The theory of filter construction in the spatial and spectral domains; to include smoothing filters, edge enhancement filters and directional filters, Fourier filtering, and the problem of artefacts.
Image histogram manipulation through linear and non-linear transforms.
Visible to thermal infrared wavelength imaging.
The basic principles of microwave remote sensing and RADAR.
Photo-interpretation of aerial photographs, and analogue photogrammetric techniques.

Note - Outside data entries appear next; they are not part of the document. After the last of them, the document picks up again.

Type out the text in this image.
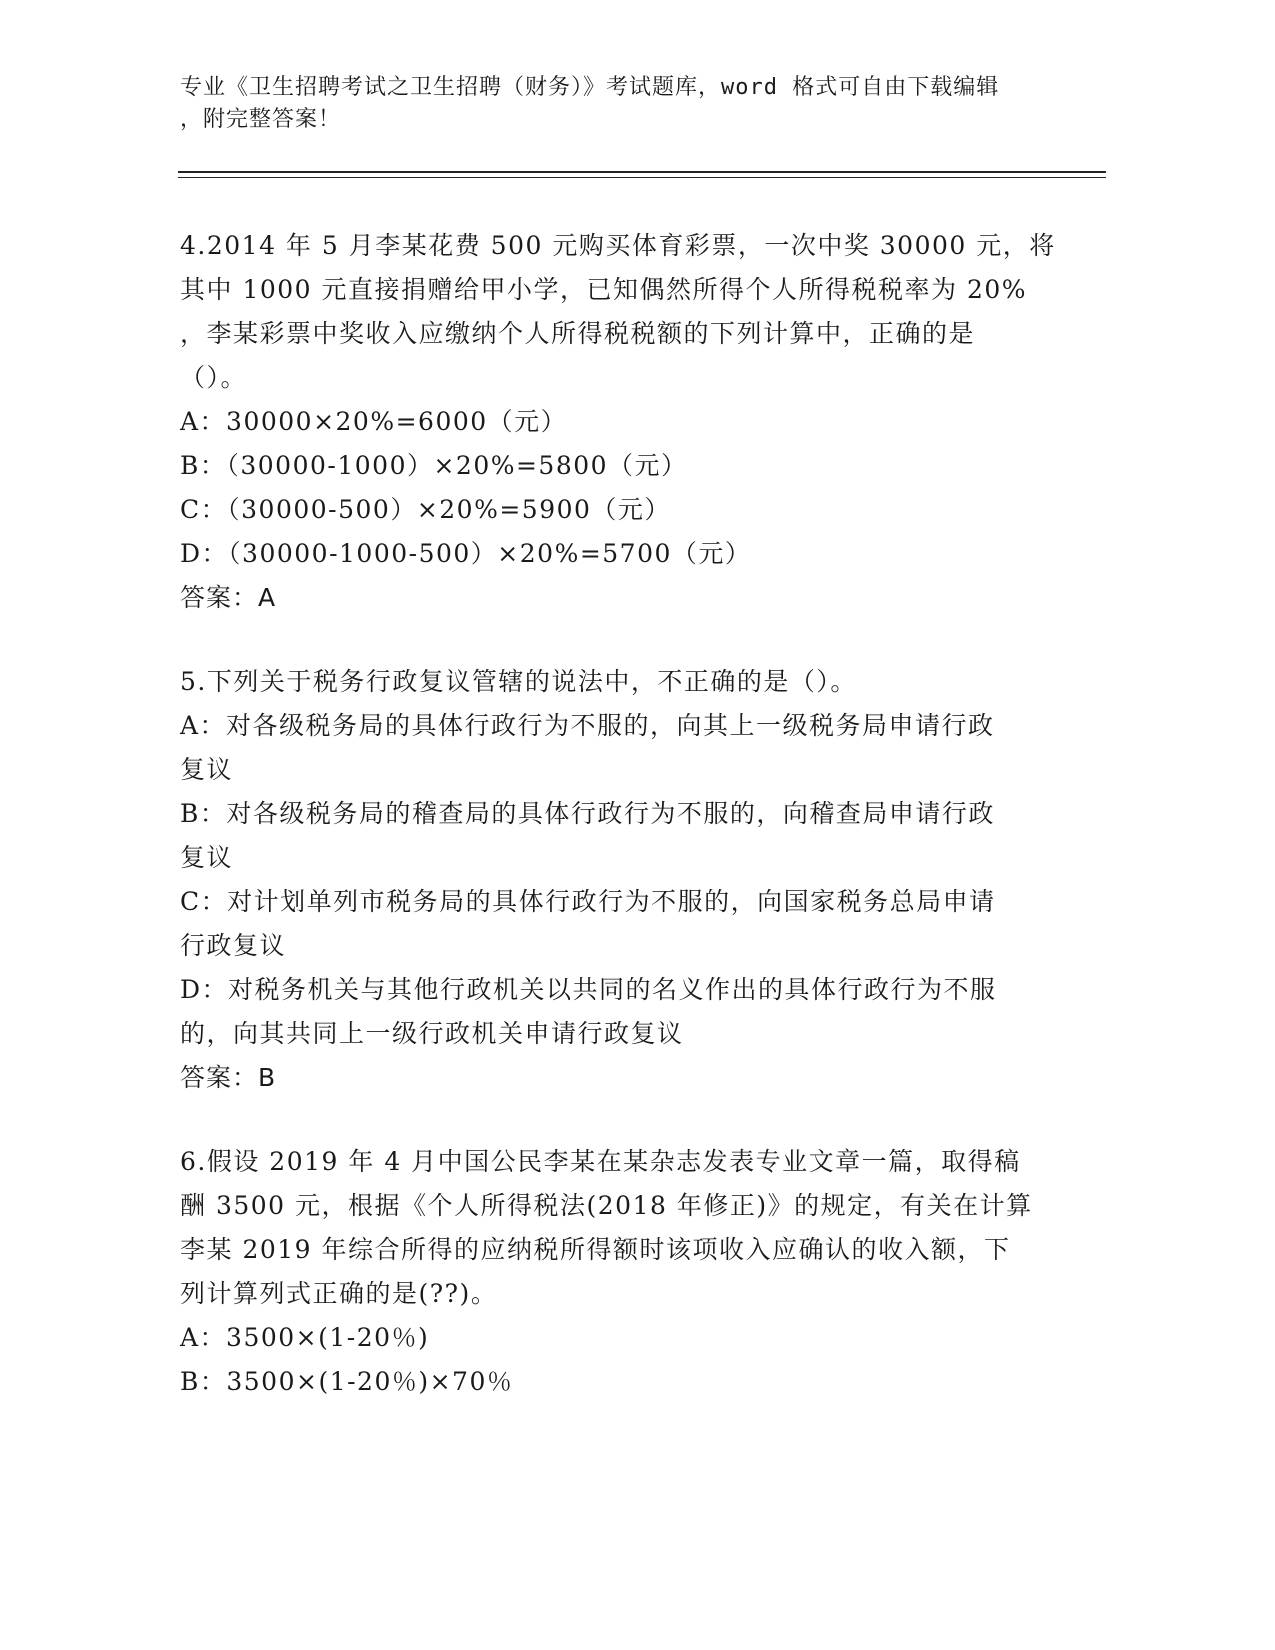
专业《卫生招聘考试之卫生招聘（财务）》考试题库，word 格式可自由下载编辑
，附完整答案！
4.2014 年 5 月李某花费 500 元购买体育彩票，一次中奖 30000 元，将
其中 1000 元直接捐赠给甲小学，已知偶然所得个人所得税税率为 20%
，李某彩票中奖收入应缴纳个人所得税税额的下列计算中，正确的是
（）。
A：30000×20%=6000（元）
B：（30000-1000）×20%=5800（元）
C：（30000-500）×20%=5900（元）
D：（30000-1000-500）×20%=5700（元）
答案：A
5.下列关于税务行政复议管辖的说法中，不正确的是（）。
A：对各级税务局的具体行政行为不服的，向其上一级税务局申请行政
复议
B：对各级税务局的稽查局的具体行政行为不服的，向稽查局申请行政
复议
C：对计划单列市税务局的具体行政行为不服的，向国家税务总局申请
行政复议
D：对税务机关与其他行政机关以共同的名义作出的具体行政行为不服
的，向其共同上一级行政机关申请行政复议
答案：B
6.假设 2019 年 4 月中国公民李某在某杂志发表专业文章一篇，取得稿
酬 3500 元，根据《个人所得税法(2018 年修正)》的规定，有关在计算
李某 2019 年综合所得的应纳税所得额时该项收入应确认的收入额，下
列计算列式正确的是(??)。
A：3500×(1-20％)
B：3500×(1-20％)×70％
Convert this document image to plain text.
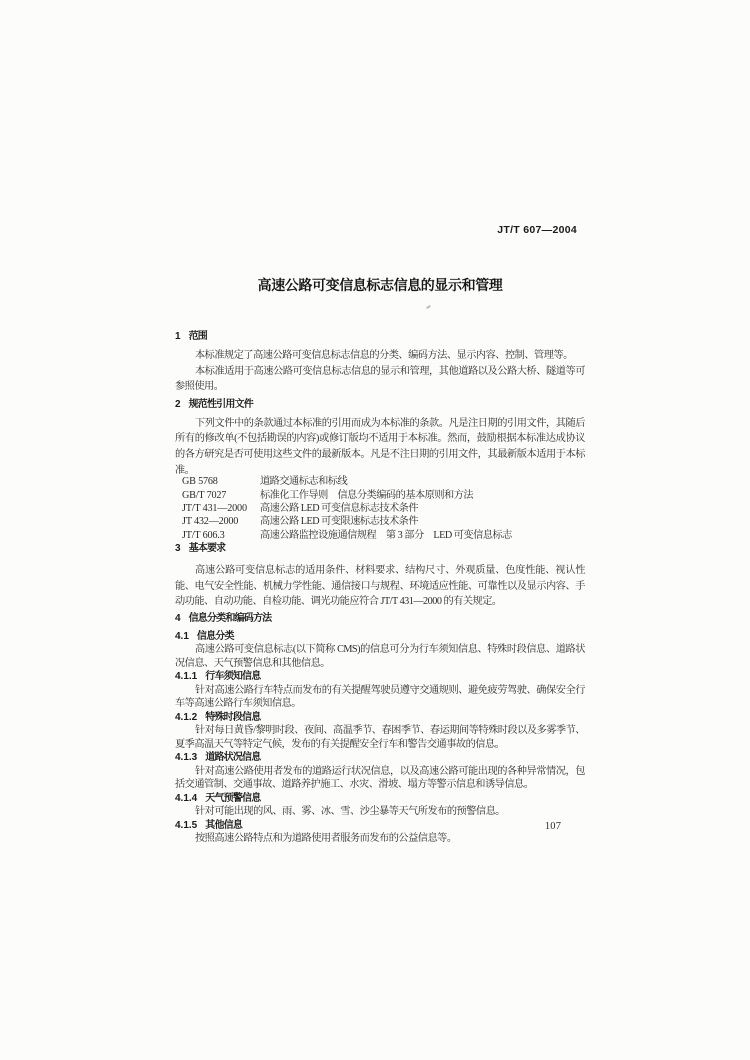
JT/T 607—2004
高速公路可变信息标志信息的显示和管理
1 范围

本标准规定了高速公路可变信息标志信息的分类、编码方法、显示内容、控制、管理等。

本标准适用于高速公路可变信息标志信息的显示和管理，其他道路以及公路大桥、隧道等可参照使用。

2 规范性引用文件

下列文件中的条款通过本标准的引用而成为本标准的条款。凡是注日期的引用文件，其随后所有的修改单(不包括勘误的内容)或修订版均不适用于本标准。然而，鼓励根据本标准达成协议的各方研究是否可使用这些文件的最新版本。凡是不注日期的引用文件，其最新版本适用于本标准。

GB 5768	道路交通标志和标线
GB/T 7027	标准化工作导则　信息分类编码的基本原则和方法
JT/T 431—2000	高速公路 LED 可变信息标志技术条件
JT 432—2000	高速公路 LED 可变限速标志技术条件
JT/T 606.3	高速公路监控设施通信规程　第 3 部分　LED 可变信息标志
3 基本要求

高速公路可变信息标志的适用条件、材料要求、结构尺寸、外观质量、色度性能、视认性能、电气安全性能、机械力学性能、通信接口与规程、环境适应性能、可靠性以及显示内容、手动功能、自动功能、自检功能、调光功能应符合 JT/T 431—2000 的有关规定。

4 信息分类和编码方法
4.1 信息分类

高速公路可变信息标志(以下简称 CMS)的信息可分为行车须知信息、特殊时段信息、道路状况信息、天气预警信息和其他信息。

4.1.1 行车须知信息

针对高速公路行车特点而发布的有关提醒驾驶员遵守交通规则、避免疲劳驾驶、确保安全行车等高速公路行车须知信息。

4.1.2 特殊时段信息

针对每日黄昏/黎明时段、夜间、高温季节、春困季节、春运期间等特殊时段以及多雾季节、夏季高温天气等特定气候，发布的有关提醒安全行车和警告交通事故的信息。

4.1.3 道路状况信息

针对高速公路使用者发布的道路运行状况信息，以及高速公路可能出现的各种异常情况，包括交通管制、交通事故、道路养护施工、水灾、滑坡、塌方等警示信息和诱导信息。

4.1.4 天气预警信息

针对可能出现的风、雨、雾、冰、雪、沙尘暴等天气所发布的预警信息。

4.1.5 其他信息

按照高速公路特点和为道路使用者服务而发布的公益信息等。

107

Teaching and learning activity

A combination of lecture based teaching and lab based learning methods are employed to provide students with the necessary knowledge and opportunities to achieve the learning outcomes.
Lectures - 50% of contact
Practical Work - 50% of contact

Learning Time (1 credit = 10 hours)

Scheduled contact hours:
lectures 24
seminars 2
other practical sessions 18
examinations 3
other scheduled time
Guided independent study

Independent coursework 30
Independent laboratory work
other non-scheduled time 73
Placements (including work placement and year abroad) 0
Total hours (should add to credits * 10) 150


Coursework 1 - 20% weighting. Pass mark 50%. 1000 words. Conference style poster presentation and short talk introducing the poster. Learning outcomes 1 and 2.
Coursework 2 - 30% weighting. Pass mark 50%. All eight of the compulsory 2 hours computing practicals will have a short answer sheet, for submission within one week of the practical. These will be assessed and a combined score assigned at the end of the course. Assesses learning outcomes 3,4.5. Theory exam - 50% weighting. Pass mark 50%. 3 hour exam. Students answer 3 essay questions out of 6, related to the topics covered in the lectures and practicals. Assesses learning outcomes 1,2,3 and 4.